Duchenne muscular dystrophy is a serious condition caused by a recessive allele of a gene on the human X chromosome. The patients have muscles that weaken over time because they have absent or decreased dystrophin, a muscle protein. They rarely live past their 20s. How likely is it for a woman to have this condition? O One-half of the daughters of an affected man would have this condition. O Very rarely: it is rare that an affected male would mate with a carrier female. Women can never have this condition. O One-fourth of the daughters of an affected father and a carrier mother could have this condition. Only if a woman is XXX could she have this condition.

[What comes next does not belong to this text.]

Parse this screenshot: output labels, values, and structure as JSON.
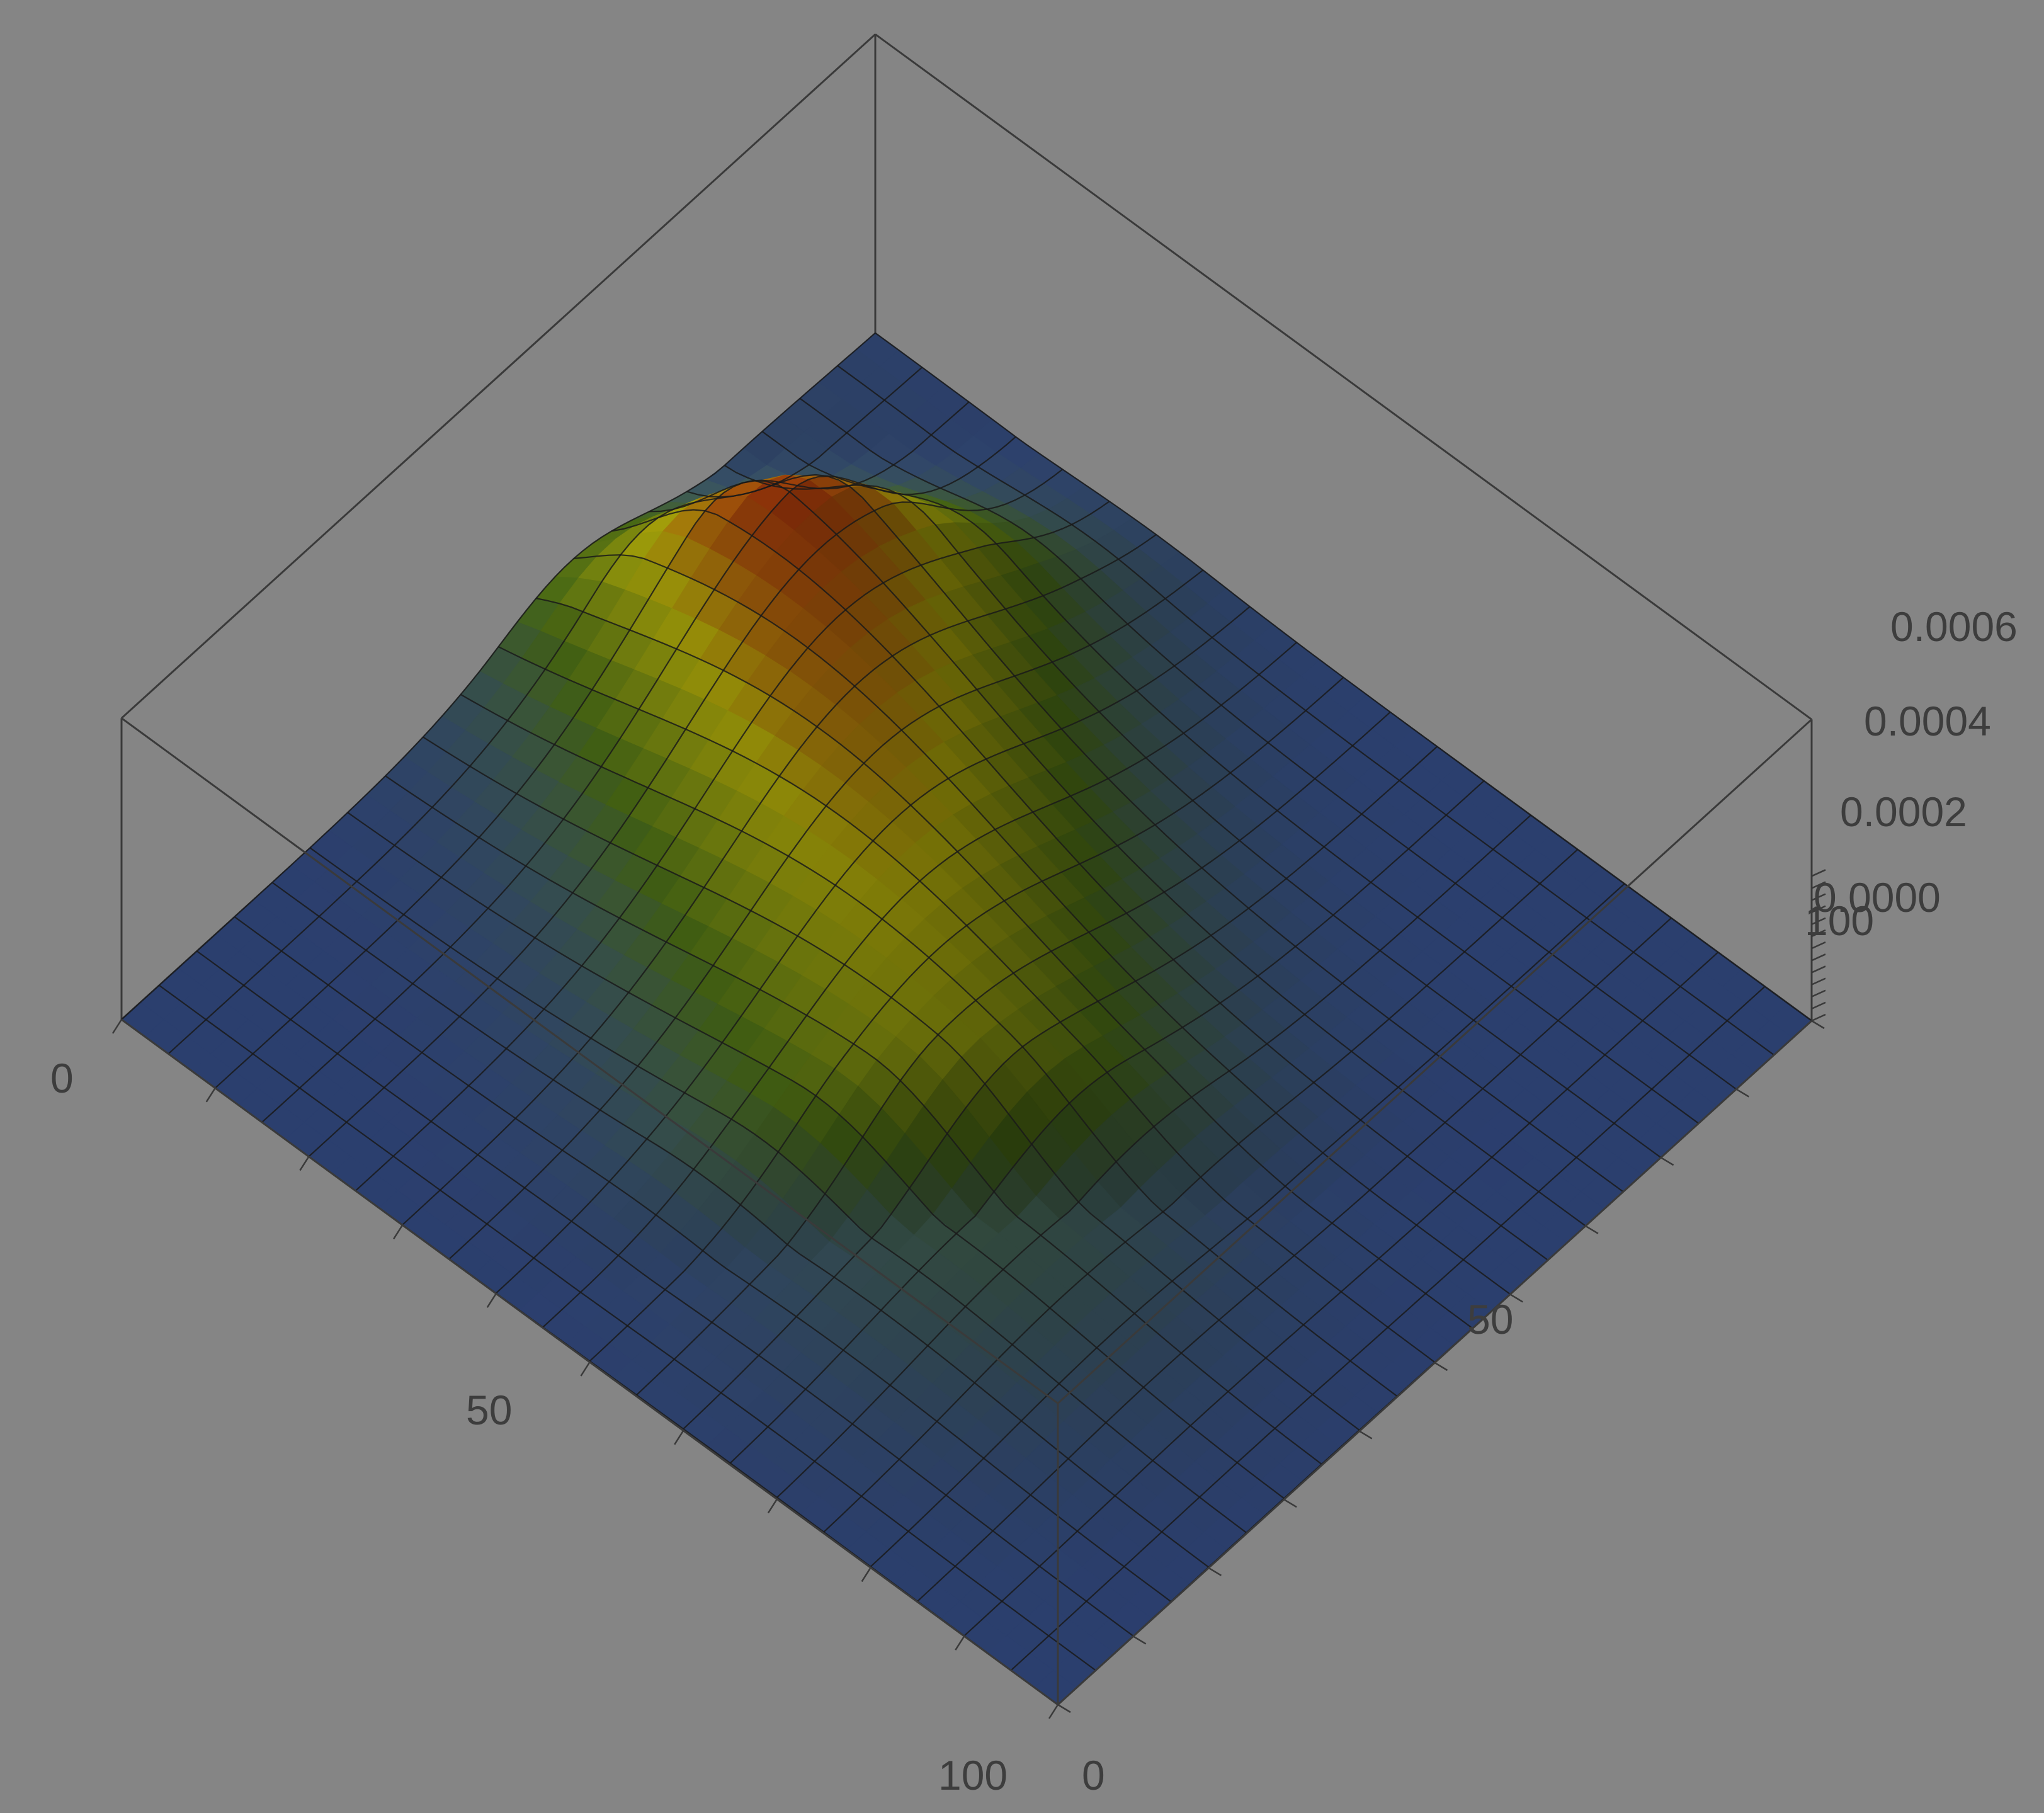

Each daughter born to a woman that is positive for a dystrophin mutation on one of her two X chromosomes possess a 50 percent likelihood of possessing the mutation and also becoming a carrier. Carriers at times do not show the disease symptoms but may give birth to a child that has the mutation or the disease condition. DMD carriers do have a higher chance of cardiomyopathy.

A man with DMD cannot transfer the affected gene to his sons since he passes to his son a Y chromosome, not the X chromosome. But he will definately transfer it to his daughters, since each daughter possess her father’s only X chromosome resulting in the daughters being carriers.

Hence, One-half of the daughters of an affected father and a carrier mother could have this condition.